Schematic illustration of the continuous-tomography analysis of the enamel. (a) Overview of the analysis carried out with the iterations corresponding to a new saved scan file as a function of the index of projections (equivalent to the angle of rotation). Image of one horizontal slice of the sample before and after the scan iterations acquired with the 4× objective lens and a voxel size of 0.8125 μm (tomography scan referred to as “tomo”) in contrast with the 10× objective lens used during the iterations under acid immersion before neutralization. Each scan file covered a range from 0 to 1080° and is further described in (b). The 180° scans were extracted to reduce to the size of data sets for analysis. (b) The plot of the angle and projections as a function of tomogram (over the range of 180°) for one scan iteration that contains projections indexed from 0 to 15 000 (equivalent to six consecutive tomograms every 180°) and took around 2 h 8 min. The 3D reconstructed data sets were generated by extracting 2501 consecutive projections, which were then reconstructed to provide 3D details—this is shown with the 3D rendering of some reconstructed data sets with a voxel size of 0.325 μm. Dark- and flat-field images were acquired at the beginning of Scan 1. From the 3D reconstructed volume, slices were selected to illustrate the evolving structural changes seen in enamel from Scan 1 to Scan 4 after immersion in citric acid. (c) Schematic of the analysis of the tomograms from the Scan 1 with the associated rotation angles. This highlighted the overlap of tomography ranges used for the reconstruction of tomogram, which led to an improvement in temporal resolution.

Figure 2

Optical images of the sample before synchrotron analysis.

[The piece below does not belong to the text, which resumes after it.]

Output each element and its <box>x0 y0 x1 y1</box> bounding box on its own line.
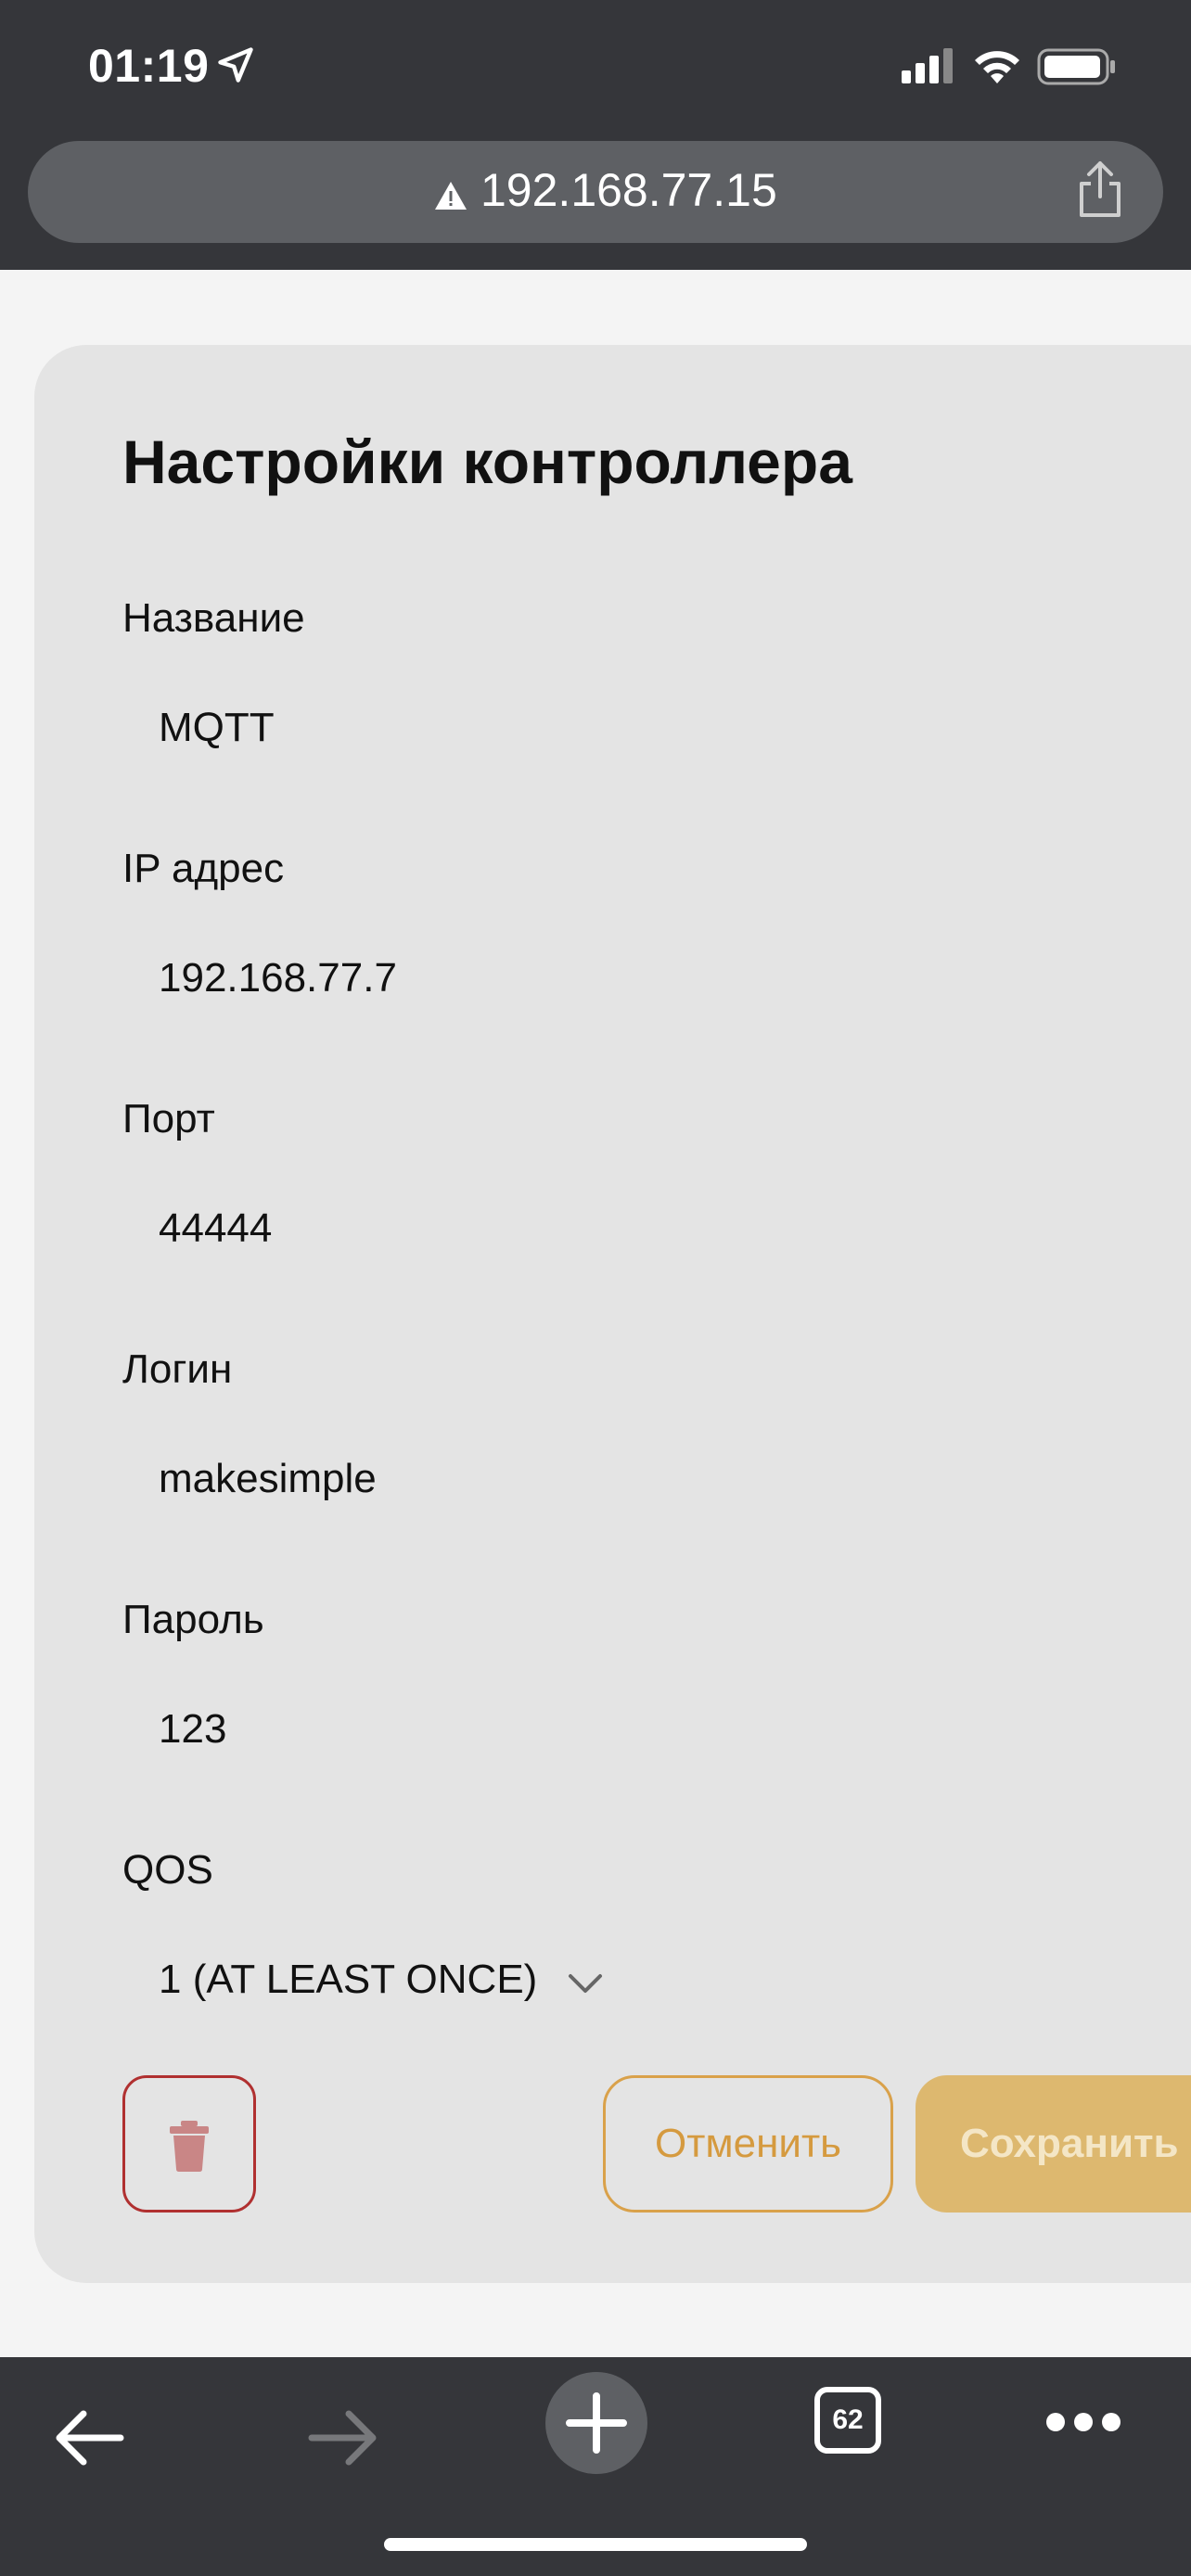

Images of the tooth sample covered with blue varnish with magnified region in (b) showing the window left for the demineralization of the enamel.

Figure 3

Progress of demineralization of enamel over a time period, captured using synchrotron X-ray tomography. (a) 3D rendering of the enamel before demineralization and highlighting of the position of a slice. (b) Visualization of the progression of the demineralization with the slice described in (a) and sequence of slices (generated from 3D reconstruction) at different events during demineralization of enamel with details of the projections used to reconstruct the data set (see Figure 1 for the details of the file and projections) and the time. The time difference (in the format hh:mm:ss) corresponds to the duration between the starting time of the acquisition of the first projection of two tomograms with the description of the slices. (c) 2D images of regions of interest (1080 × 1080 × 2110 pixels) highlighted with blue boxes in the slices in (b) with the details of the rods and inter-rod substance. The data sets were reconstructed with a voxel size of 0.325 μm.

Figure 4

Evolution of the structure of the enamel through the cavity in a tomogram. (a) 3D rendering of the enamel with the highlight of slices through the thickness of the sample. Two regions of interest are illustrated on a slice located in the demineralized region and described in (b,c). (b) Sequence of slices with separation distances of 32.5 μm along the depth of the tomogram from a region of interest (1080 × 1080 × 2110 pixels) showing the demineralized region within the sample, blue region. (c) Magnified region described in (a,b) with the 3D rendering of a region of interest (in yellow) showing the enamel, rods, and the demineralized region (745 × 552 × 300 pixels). The tomography data sets were reconstructed with a voxel size of 0.325 μm.

Figure 5

SEM images of the sample after X-ray tomography. (a) SEi and BSi analysis at various magnifications of the enamel showing the demineralized region and overall damages on the sample and (b) high-magnification image.